Thursday, May 17, 2007
My Daughter's Kindergarten Class
School is almost out for the summer. This year, I've been the homeroom mom in my daughter's kindergarten class, and I am realizing how much I am going to miss all of them. They're a beautiful, diverse, tight-knit group of children. We don't live in suburbia, but we're not exactly urban either. We live somewhere in between...just ordinary city-dwellers, but we have been blessed to be in a neighborhood school full of children from all over the world. In this one class, we have children from Venezuela, Mexico, Turkey, Iraq and China, as well as children with Vietnamese ethnicity, and African Americans. They talk openly about their differences, and the things that make them the same. They respect each other's religions, dress (my daughter keeps mistakenly calling her friend's hijab a head job), and physical differences. I can honestly say that I completely don't relate to people who are more comfortable when everyone else looks just like them. I actually think that's a little creepy. I believe that God loves diversity because he is creative.
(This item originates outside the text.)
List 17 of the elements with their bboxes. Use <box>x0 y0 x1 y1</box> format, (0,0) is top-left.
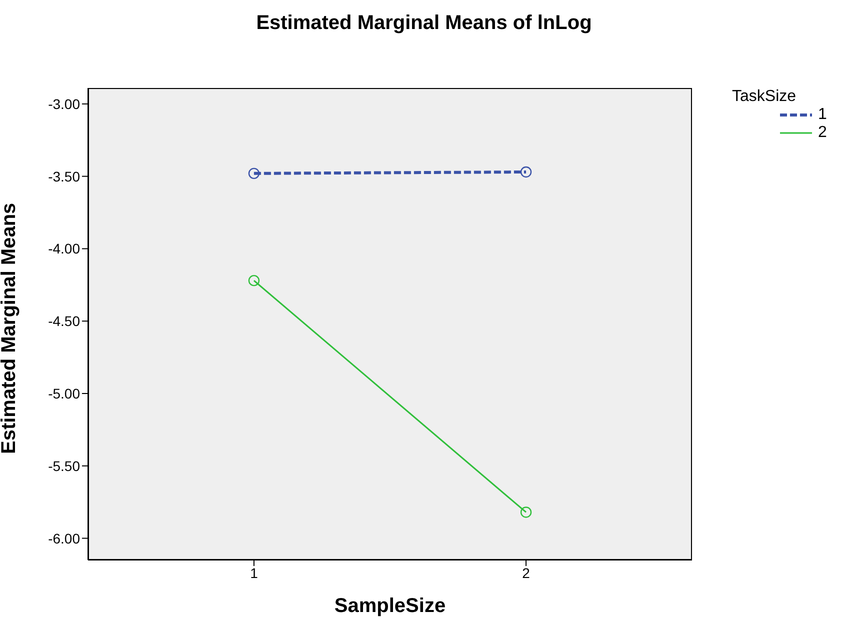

He made a world alive with differences, not sameness. I love the different skin shades, the different hair colors, the different shapes of eyes and the different accents and languages represented in my daughter's classroom. And I believe that these children are learning to love the differences also because they have learned to love each other in a small, kindergarten kind of way. I pray that this year has given these 22 children hearts that long to unite, and not divide; to tear down walls instead of build them. Perhaps this is a lot to expect from one year of kindergarten, but it all has to start somewhere...doesn't it?